Nigeria's Energy Future: Prioritize Gas, Protect Oil – NAPE President's Call

Nigeria's Energy Future: Prioritize Gas, Protect Oil – NAPE President's Call

Nigeria’s Hydrocarbon Industry and the Path to Reserves Growth

In a recent interview, Mrs. Cecilia Olajumoke Ajayi, President of the Nigerian Association of Petroleum Explorationists (NAPE), discussed key challenges and opportunities in Nigeria’s hydrocarbon industry. The conversation covered the implications of recent policy changes, investment dynamics, and the role of exploration, technology, and local capabilities in driving reserves growth.

Executive Order 9 and Fiscal Governance

President Bola Tinubu recently signed Executive Order 9, which mandates that all oil and gas revenues be paid directly into the Federation Account, suspending certain revenue retention mechanisms under the Petroleum Industry Act (PIA). According to Ajayi, this order signals a move toward greater fiscal centralization and transparency. While it reinforces constitutional principles of revenue remittance, it also raises concerns about contract sanctity and regulatory predictability. Investors value transparency, but abrupt policy shifts could create uncertainty, affecting the stability of the investment environment.

For NNPC Limited, the long-term impact will depend on its ability to function as a commercially independent energy company. Preserving commercial autonomy, strategic flexibility, and adherence to market-based principles are crucial for sustaining investor confidence and operational efficiency.

Impact on Investment and Exploration Momentum

The order may increase investor caution in frontier basins, which are already high-risk, long-cycle, and capital-intensive. Investors typically require stable fiscal assurances before committing to such projects. However, if the government provides targeted incentives—such as tax holidays, accelerated cost recovery, seismic funding support, and infrastructure guarantees—these basins could still attract strategic investors, especially those focused on gas.

Underexplored Opportunities in Nigeria

Ajayi highlighted that Nigeria’s most underexplored opportunities lie in a combination of deep frontier plays and overlooked mature basin potential. Frontier basins offer significant geological upside but remain data-poor, while deeper plays in the Niger Delta present more immediate commercial potential. Improved imaging technology, deeper drilling, and redevelopment of bypassed reservoirs could unlock additional reserves faster and at lower risk than greenfield exploration.

Prioritizing Levers for Impact

While exploration, local capability, and technology are all essential, they are mutually reinforcing. Exploration is vital for replenishing reserves, local capability ensures value creation and skills development, and technology enhances efficiency and recovery rates. A coordinated approach that integrates all three is necessary for sustainable impact.
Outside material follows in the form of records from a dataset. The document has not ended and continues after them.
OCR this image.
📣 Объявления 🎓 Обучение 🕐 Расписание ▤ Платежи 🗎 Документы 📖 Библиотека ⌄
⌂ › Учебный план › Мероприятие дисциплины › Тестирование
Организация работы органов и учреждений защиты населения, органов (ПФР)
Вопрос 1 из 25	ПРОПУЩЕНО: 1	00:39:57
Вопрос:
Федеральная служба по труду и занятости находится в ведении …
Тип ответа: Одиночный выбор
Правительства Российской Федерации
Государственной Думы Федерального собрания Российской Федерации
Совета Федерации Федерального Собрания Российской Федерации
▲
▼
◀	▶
Bold Steps for ‘Unlocking More Barrels’

Ajayi suggested a bold national exploration risk-sharing framework. Nigeria could establish a sovereign-backed Exploration Risk Fund to co-finance frontier seismic acquisition and wildcat drilling alongside private operators. A coordinated basin-opening strategy and an “open-access subsurface data marketplace” would also improve exploration momentum.

Justifying Reserves Growth Amid Energy Transition

Despite the global energy transition, Nigeria must continue aggressive reserves growth to meet its energy needs and finance development. The focus should shift from producing more oil to producing competitively, efficiently, and with lower carbon intensity. Lower-emission barrels, gas-led industrialization, and monetizing reserves before demand peaks are key strategies.

Gas vs. Oil: Strategic Priorities

Gas exploration should be prioritized strategically, but not at the expense of oil. Gas is critical for power generation, petrochemicals, and LNG exports, offering Nigeria a comparative advantage. However, oil revenues will remain dominant in the medium term. The “more barrels” narrative should evolve into a broader “more molecules and more value” approach.

Realistic Reserve Classes to Target

Over the next 5–10 years, Nigeria should focus on converting contingent and probable reserves into proven reserves. This includes appraisal drilling, redeveloping mature fields, improving commerciality through infrastructure and fiscal incentives, and applying enhanced recovery technologies.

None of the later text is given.